A forma de uso define a aceitação
Apesar do forte crescimento quantitativo, o sucesso comercial de um projeto depende diretamente de como a tecnologia é implementada. Os dados apontam que 72% dos jogos que falharam em conquistar o público recorreram à inteligência artificial principalmente para a fabricação de ilustrações e assets visuais — uma vertente altamente visível que costuma enfrentar forte resistência por parte da comunidade.

Crescimento dos jogos feitos com IA no Steam ao longo dos anos (Sulka Haro/Reprodução)

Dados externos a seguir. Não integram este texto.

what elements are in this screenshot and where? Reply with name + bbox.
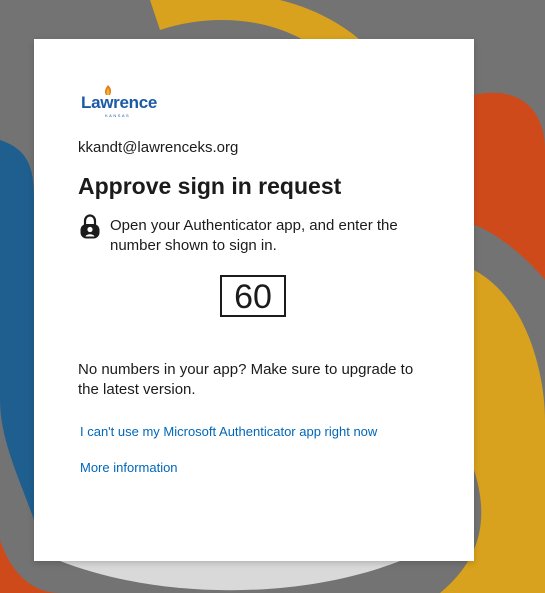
- page-title: Approve sign in request: [78, 173, 342, 199]
- lawrence-logo: Lawrence KANSAS: [81, 85, 161, 119]
- instruction-text: Open your Authenticator app, and enter t…: [110, 217, 398, 254]
- logo-subtitle: KANSAS: [105, 113, 131, 118]
- upgrade-note: No numbers in your app? Make sure to upg…: [78, 361, 414, 398]
- more-information-link[interactable]: More information: [80, 460, 178, 475]
- account-email: kkandt@lawrenceks.org: [78, 139, 239, 156]
- cant-use-authenticator-link[interactable]: I can't use my Microsoft Authenticator a…: [80, 424, 377, 439]
- verification-number: 60: [220, 275, 286, 317]
- logo-wordmark: Lawrence: [81, 93, 158, 112]
- sign-in-card: Lawrence KANSAS kkandt@lawrenceks.org Ap…: [34, 39, 474, 561]
- authenticator-lock-icon: [80, 214, 100, 239]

Por outro lado, os títulos que obtiveram destaque financeiro e bom desempenho optaram por empregar os algoritmos nos bastidores. Nesses casos, a tecnologia serviu para otimizar etapas como tradução, locução, programação de código e efeitos sonoros, funcionando como um suporte à produtividade com posterior curadoria humana, e não como uma substituição total.
Se o ritmo atual persistir, as obras criadas com auxílio de IA devem ultrapassar a marca de 50% de todas as novidades do catálogo entre 2027 e 2028. Embora a tecnologia tenha barateado os custos e facilitado o desenvolvimento, o estudo ressalta que o principal desafio da indústria mudou: o gargalo deixou de ser a habilidade de fabricar um software e passou a ser a conquista da atenção do público, onde diferenciais criativos e polimento continuam imperativos.
Em paralelo a esse cenário, a Valve planeja introduzir soluções próprias de IA em sua plataforma, voltadas para o suporte ao consumidor e para o aprimoramento de mecanismos de segurança contra trapaças.